Hey - it’s Jason Yeh 🕺🏻
This is my Friday recap of notes I jotted down while helping founders solve their fundraising challenges this past week (4.23.21)
If you have any questions, please reply! I try to get to every comment/question I receive :)
First, some thoughts on clichés
Over the years, I’ve heard so many clichés repeated by business gurus, entrepreneurship professors, and self-help books that would make me roll my eyes. In other words, “Yeah, I get that money doesn’t buy happiness, but come on...👀”
But, clichés are clichés for a reason. While they may seem dumb, trite, and overused, their proliferation reflects a grounding in truth. That truth just might be harder to see from where you sit.
The longer I run my business and see success, the more I get hit over the head with “aha!” moments like, “oh, now I get it…” Essentially, as I progress in my own entrepreneurial journey and advance my skill sets, a deeper understanding of these clichés hits me. I’m sitting in a different spot now and can see them more clearly.
This understanding of clichés is important for founders attempting to navigate the fundraising journey. There are tons of gurus who share repetitive advice around fundraising that might be hard to believe and understand; they might sound like dumb clichés to many entrepreneurs just starting out. Like I do with myself, I would remind founders that clichés are clichés for a reason. The fundraising advice would not be repeated so often and emphasized by so many people in a space if there weren't a core truth to them.
Be aware of your gut reaction to something that feels like a cliché and realize that while you may not understand how that could possibly be, or that it sounds too good to be true- there is a reason you’re hearing it.
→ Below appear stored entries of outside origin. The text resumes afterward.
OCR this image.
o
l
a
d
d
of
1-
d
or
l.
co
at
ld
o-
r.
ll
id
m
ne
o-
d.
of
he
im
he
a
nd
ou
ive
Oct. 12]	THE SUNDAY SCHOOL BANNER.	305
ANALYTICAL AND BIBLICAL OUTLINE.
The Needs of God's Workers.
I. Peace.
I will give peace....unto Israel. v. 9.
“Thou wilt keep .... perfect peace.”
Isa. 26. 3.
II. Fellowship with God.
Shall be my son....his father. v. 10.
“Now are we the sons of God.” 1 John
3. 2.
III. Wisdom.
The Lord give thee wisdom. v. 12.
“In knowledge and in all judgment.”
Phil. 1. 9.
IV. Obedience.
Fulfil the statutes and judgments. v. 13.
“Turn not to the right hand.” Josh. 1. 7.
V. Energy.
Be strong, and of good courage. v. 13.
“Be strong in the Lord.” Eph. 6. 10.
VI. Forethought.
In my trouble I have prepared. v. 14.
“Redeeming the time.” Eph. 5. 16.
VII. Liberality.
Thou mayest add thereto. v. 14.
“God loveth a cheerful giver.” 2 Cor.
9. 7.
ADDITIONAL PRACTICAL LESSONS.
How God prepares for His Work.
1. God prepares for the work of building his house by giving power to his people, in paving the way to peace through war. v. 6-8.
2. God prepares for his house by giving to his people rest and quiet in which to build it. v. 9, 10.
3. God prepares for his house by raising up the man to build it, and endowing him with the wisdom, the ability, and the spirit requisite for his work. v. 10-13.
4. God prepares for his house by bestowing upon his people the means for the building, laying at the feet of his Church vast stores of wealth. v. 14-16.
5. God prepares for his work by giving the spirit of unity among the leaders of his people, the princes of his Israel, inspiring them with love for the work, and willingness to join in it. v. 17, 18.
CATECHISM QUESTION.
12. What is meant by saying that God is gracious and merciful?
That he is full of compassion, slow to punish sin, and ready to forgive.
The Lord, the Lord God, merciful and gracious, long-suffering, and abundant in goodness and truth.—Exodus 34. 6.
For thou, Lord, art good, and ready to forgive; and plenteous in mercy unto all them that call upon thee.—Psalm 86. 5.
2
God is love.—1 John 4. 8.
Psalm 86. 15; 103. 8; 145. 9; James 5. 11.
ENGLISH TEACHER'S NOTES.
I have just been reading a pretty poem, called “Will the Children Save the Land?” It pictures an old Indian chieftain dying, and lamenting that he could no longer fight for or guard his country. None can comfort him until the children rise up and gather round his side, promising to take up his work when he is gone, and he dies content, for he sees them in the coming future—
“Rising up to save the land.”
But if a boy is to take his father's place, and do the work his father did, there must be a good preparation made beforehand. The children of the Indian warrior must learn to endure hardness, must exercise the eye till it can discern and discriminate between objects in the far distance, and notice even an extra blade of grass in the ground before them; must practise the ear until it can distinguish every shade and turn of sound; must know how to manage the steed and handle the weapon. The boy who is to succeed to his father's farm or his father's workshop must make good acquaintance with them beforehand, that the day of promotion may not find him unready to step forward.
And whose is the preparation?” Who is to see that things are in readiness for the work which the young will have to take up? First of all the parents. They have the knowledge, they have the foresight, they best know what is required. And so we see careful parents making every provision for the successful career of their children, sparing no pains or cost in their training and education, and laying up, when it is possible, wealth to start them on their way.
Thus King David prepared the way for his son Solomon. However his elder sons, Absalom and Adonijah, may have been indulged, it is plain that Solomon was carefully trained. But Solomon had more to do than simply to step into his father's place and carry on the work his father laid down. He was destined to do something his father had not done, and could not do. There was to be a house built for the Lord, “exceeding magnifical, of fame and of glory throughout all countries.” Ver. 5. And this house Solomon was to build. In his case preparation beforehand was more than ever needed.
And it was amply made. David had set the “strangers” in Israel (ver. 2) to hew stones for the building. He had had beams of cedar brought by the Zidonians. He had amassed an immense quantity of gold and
You should think about why and under what circumstances it grasped so many that it would be repeated ad nauseam until it became a cliché.
For me, the old VC adage that took forever to understand was “team is everything.” Early in my career, I would hear that and react by thinking “I get that team is important, but I know it’s actually more important to have…” In my head, product and revenue logically felt like they would be more important than just team. It didn’t click for me until I had difficult team experiences and successful ones. Only then did I realize that product and revenue success can be fleeting. Team is what drives and sustains all of your success. Looking back, I wish I had tried harder to understand that cliché as it would have greatly influenced many of the decisions I made over the years.
That approach to thinking about clichés in all phases of life, not just fundraising, is one I think could drive you all to grow and find success much more quickly than I have.
On to the Fieldnotes for 4.23.21…
We’re raising in 6 months b/c something amazing is happening in 5…
I hear some variation of this all the time. When I ask a founder, “When are you going to raise?” They say “I'm going to on X date because something awesome is going to happen soon…” a month or a few months prior to X.
Sometimes that awesome thing is a certain revenue milestone. Sometimes it's the launch of a new feature. Sometimes it’s onboarding a great new hire. Whatever the case, I almost always respond by asking them how much the story really changes once you reach that milestone.
In my experience, founders often overemphasize or overvalue the impact that a certain milestone will have on their fundraise. Sometimes they think a slight bit more revenue will change the valuation significantly because of the multiple that they're going after. Sometimes they think that a launch de-risks part of their business. Sometimes they're right, but frequently they're wrong. Oftentimes, the narrative changes very little. The only thing that did change is having a shorter runway to close out a fundraise, which will definitely affect a process.
If you are pegging your fundraise date to a certain milestone, I would encourage you to take a step back and honestly assess how different the narrative that you're selling is before and after that milestone. Make sure you test this, not only with yourself, but with people who are not as close to the business as you. After getting an honest assessment, you might find the milestone is not that impactful, and that you might want to start your fundraise sooner.
They ended up saying they require a side letter…
I talked to a founder whose initial joy at getting a term sheet turned to frustration just a few days after. The firm told her they needed a side letter with additional provisions to close the deal. There were things in that side letter that the founder didn’t love but at that point she had very little leverage.
This happens way more often that it should. To defend the VC point of view, investors sometimes do request completely reasonable changes and addendums to the standard YC SAFE. That said, there are also unreasonable things that can be demanded that, if done at the end of a process when most other VCs have dropped out, will leave a founder in a terrible position.
My advice is if you’re going to raise money on a SAFE, be ready to ask investors if they require side letters or additional provisions once you start seeing some interest. If they are a firm that asks for these things, they should have their standard asks that are easy to provide and prepare for. This will save you a lot of surprises and at least set expectations as you close out your process.
As my old colleague Ellie put it, side letters are the dirty little secret of simple SAFEs. It pays to know as much as you can about all of these things!
Till next week. Stay adamant and be chased.
P.S. thanks to science, I am now fully vaxxed! I had a rollercoaster experience after the 2nd shoot and wrote about it. Woof it was a doozy. All good though - happy to feel a bit more normal.